Cuando llega la hora de dormir, Cailean se asoma a mi cuarto a desearme buenas noches, pero termina sentándose en el suelo a mi lado, con la espalda apoyada contra la cama. Es casi como un ritual que seguimos cada vez que me quedo en su casa.

―¿Cómo te va en Edimburgo? ―le pregunto― ¿Te gusta eso de ser abogado?

―Lo que he estudiado por el momento, sí ―asiente―. Todavía me quedan algunos años para ser abogado con todas las de la ley.

―Muy buena esa ―me rio.

―¿En serio?

―No, pero la intención es lo que cuenta.

―Cabrón.

―¿Eso dirás al jurado cuando pierdas un caso? ―esquivo el golpe que pretende darme en el pecho, pero termina impactando en mi brazo―. A esto se le llama desacato a la autoridad.
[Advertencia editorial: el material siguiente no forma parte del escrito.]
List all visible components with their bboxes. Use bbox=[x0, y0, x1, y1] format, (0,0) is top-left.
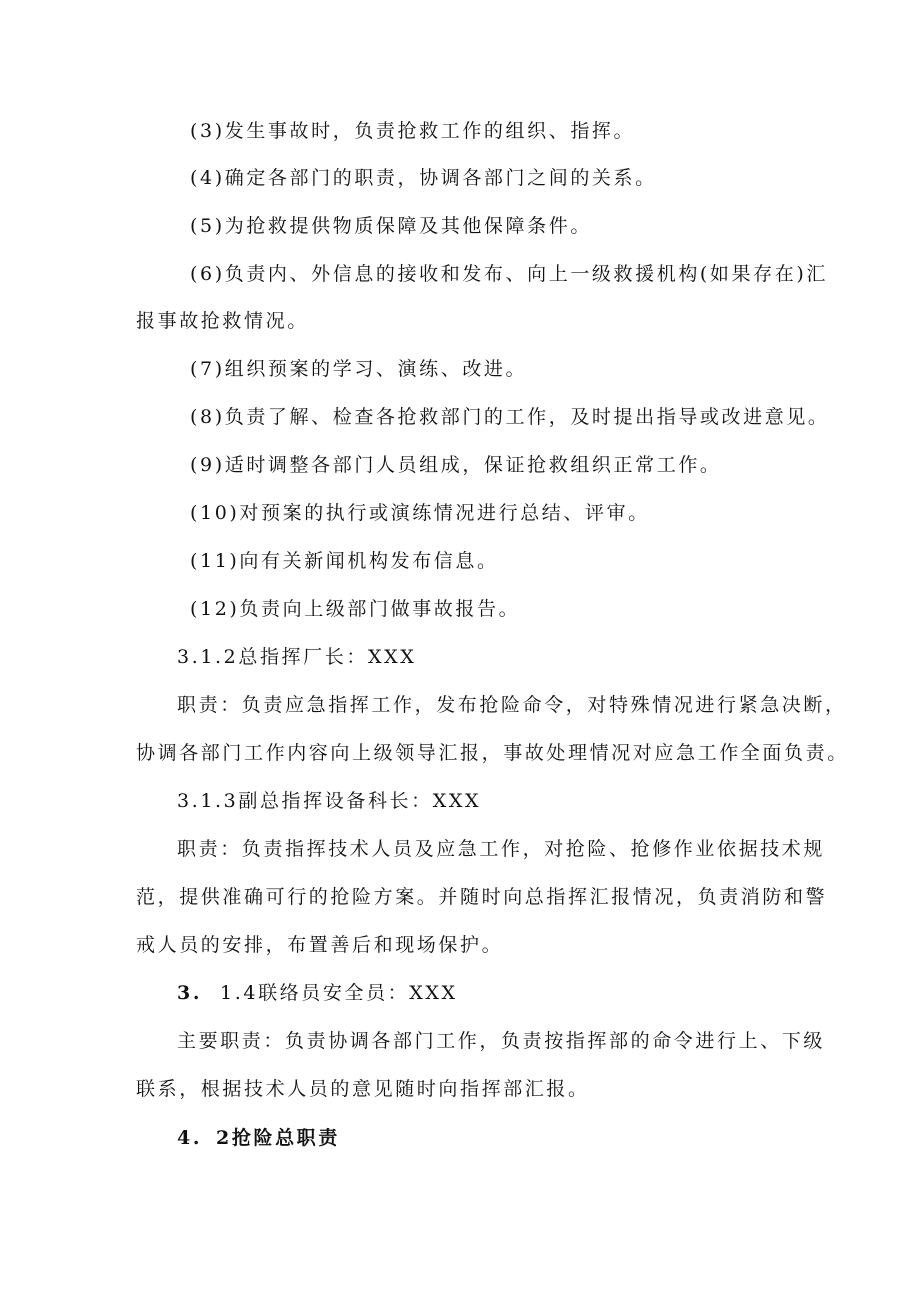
section-42-heading bbox=[177, 1126, 340, 1150]
list-item: (10)对预案的执行或演练情况进行总结、评审。 bbox=[190, 502, 650, 524]
list-item: (7)组织预案的学习、演练、改进。 bbox=[190, 358, 528, 380]
section-314-heading bbox=[177, 981, 458, 1005]
section-312-duty: 职责：负责应急指挥工作，发布抢险命令，对特殊情况进行紧急决断， bbox=[177, 694, 847, 716]
section-313-duty: 范，提供准确可行的抢险方案。并随时向总指挥汇报情况，负责消防和警 bbox=[136, 886, 828, 908]
list-item: (8)负责了解、检查各抢救部门的工作，及时提出指导或改进意见。 bbox=[190, 406, 830, 428]
list-item: (4)确定各部门的职责，协调各部门之间的关系。 bbox=[190, 167, 657, 189]
section-314-heading-number: 3. bbox=[177, 982, 203, 1004]
list-item-continuation: 报事故抢救情况。 bbox=[136, 310, 309, 332]
list-item: (5)为抢救提供物质保障及其他保障条件。 bbox=[190, 215, 592, 237]
list-item: (9)适时调整各部门人员组成，保证抢救组织正常工作。 bbox=[190, 454, 722, 476]
section-313-duty: 戒人员的安排，布置善后和现场保护。 bbox=[136, 934, 504, 956]
list-item: (3)发生事故时，负责抢救工作的组织、指挥。 bbox=[190, 120, 636, 142]
section-312-duty: 协调各部门工作内容向上级领导汇报，事故处理情况对应急工作全面负责。 bbox=[136, 742, 849, 764]
section-42-heading-number: 4. bbox=[177, 1127, 203, 1149]
list-item: (12)负责向上级部门做事故报告。 bbox=[190, 598, 521, 620]
section-313-heading: 3.1.3副总指挥设备科长：XXX bbox=[177, 790, 482, 812]
section-313-duty: 职责：负责指挥技术人员及应急工作，对抢险、抢修作业依据技术规 bbox=[177, 838, 826, 860]
section-314-heading-text: 1.4联络员安全员：XXX bbox=[220, 982, 458, 1004]
section-312-heading: 3.1.2总指挥厂长：XXX bbox=[177, 646, 417, 668]
section-314-duty: 联系，根据技术人员的意见随时向指挥部汇报。 bbox=[136, 1078, 590, 1100]
list-item: (11)向有关新闻机构发布信息。 bbox=[190, 550, 499, 572]
section-42-heading-text: 2抢险总职责 bbox=[216, 1127, 340, 1149]
list-item: (6)负责内、外信息的接收和发布、向上一级救援机构(如果存在)汇 bbox=[190, 263, 828, 285]
section-314-duty: 主要职责：负责协调各部门工作，负责按指挥部的命令进行上、下级 bbox=[177, 1030, 826, 1052]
―Ni siquiera sabes lo que dices ―ríe.

―Pero ha sonado cojonudo.

―¿Estás bien? ―me pregunta después, más serio.

―Lo estaré.

―Ya sabes que estoy aquí para lo que necesites.

―Lo sé, Cailean. Lo mismo te digo.

―Y ―dice levantándose― es hora de irme. Nos estamos poniendo demasiado sentimentales.
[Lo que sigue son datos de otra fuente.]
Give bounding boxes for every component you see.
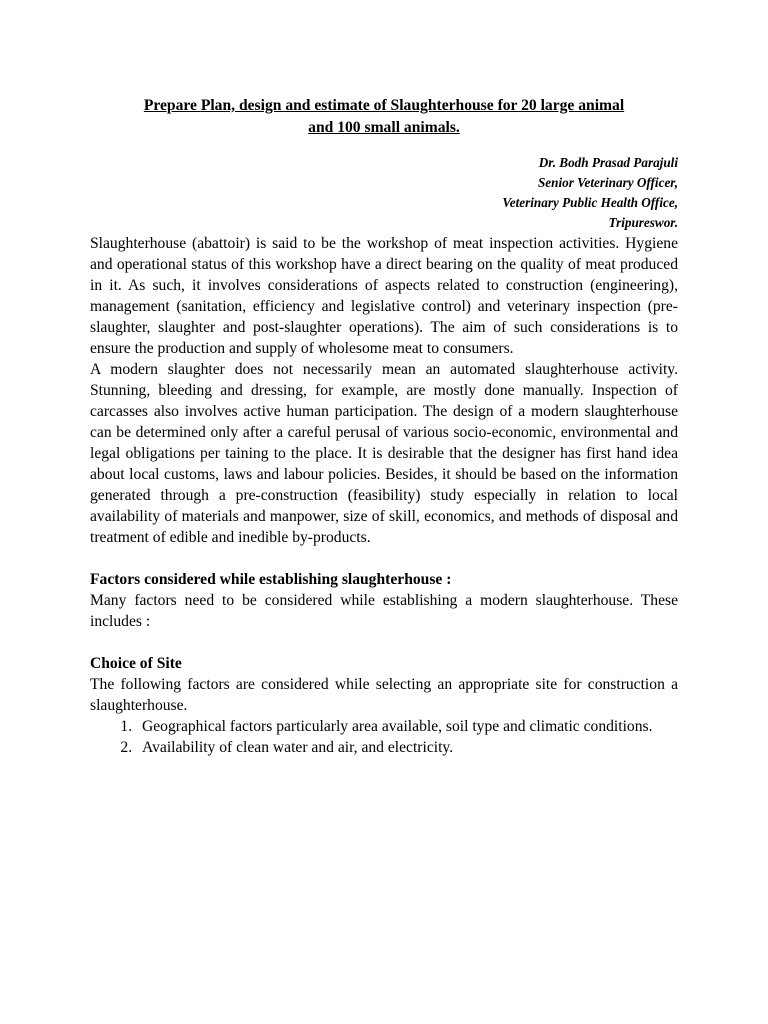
author-block: [90, 153, 678, 233]
factors-intro: Many factors need to be considered while establishing a modern slaughterhouse. These includes :: [90, 592, 678, 630]
list-item: 1. Geographical factors particularly area available, soil type and climatic conditions.: [136, 716, 678, 737]
author-position: Senior Veterinary Officer,: [537, 175, 678, 190]
author-name: Dr. Bodh Prasad Parajuli: [538, 155, 678, 170]
list-item: 2. Availability of clean water and air, and electricity.: [136, 737, 678, 758]
factors-heading: Factors considered while establishing slaughterhouse :: [90, 571, 452, 588]
intro-paragraph: Slaughterhouse (abattoir) is said to be the workshop of meat inspection activities. Hygiene and operational status of this workshop have a direct bearing on the quality of meat produced in it. As such, it involves considerations of aspects related to construction (engineering), management (sanitation, efficiency and legislative control) and veterinary inspection (pre-slaughter, slaughter and post-slaughter operations). The aim of such considerations is to ensure the production and supply of wholesome meat to consumers.: [90, 235, 678, 357]
site-intro: The following factors are considered while selecting an appropriate site for construction a slaughterhouse.: [90, 676, 678, 714]
title-line-2: and 100 small animals.: [308, 119, 460, 136]
author-office: Veterinary Public Health Office,: [502, 195, 678, 210]
modern-slaughter-paragraph: A modern slaughter does not necessarily mean an automated slaughterhouse activity. Stunning, bleeding and dressing, for example, are mostly done manually. Inspection of carcasses also involves active human participation. The design of a modern slaughterhouse can be determined only after a careful perusal of various socio-economic, environmental and legal obligations per taining to the place. It is desirable that the designer has first hand idea about local customs, laws and labour policies. Besides, it should be based on the information generated through a pre-construction (feasibility) study especially in relation to local availability of materials and manpower, size of skill, economics, and methods of disposal and treatment of edible and inedible by-products.: [90, 361, 678, 546]
document-content: [90, 95, 678, 758]
site-heading: Choice of Site: [90, 655, 182, 672]
site-factors-list: [90, 716, 678, 758]
author-location: Tripureswor.: [608, 215, 678, 230]
title-line-1: Prepare Plan, design and estimate of Slaughterhouse for 20 large animal: [143, 97, 625, 114]
document-title: [90, 95, 678, 139]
―Tú eres un blando ―le digo, imitándolo―. Por eso las chicas no se fijan en ti.

―Y tú eres el chulo que se las lleva a todas de calle, pero que se quedará soltero de por vida. Porque al final ―apoya una mano en mi hombro y me mira fijamente― las mujeres prefieren al blando que sabe darles lo que quieren.

―Soltero y a mucha honra, primo ―respondo, antes de estallar en carcajadas con él.

―Descansa, Keenan. Mañana hablamos.

―Eh ―lo llamo cuando ya sale―. Gracias. Por todo.

―Para eso estamos los primos mayores, Keenan ―me guiña un ojo y se va.

Me tumbo en la cama, con mi cabeza sobre los brazos y la vista fija en el techo. Solo entonces comprendo que lo he hecho, que le he plantado cara a mi padre y voy a seguir mis sueños. Voy a ser francotirador y no puedo evitar sonreír emocionado. Mi vida acaba de empezar.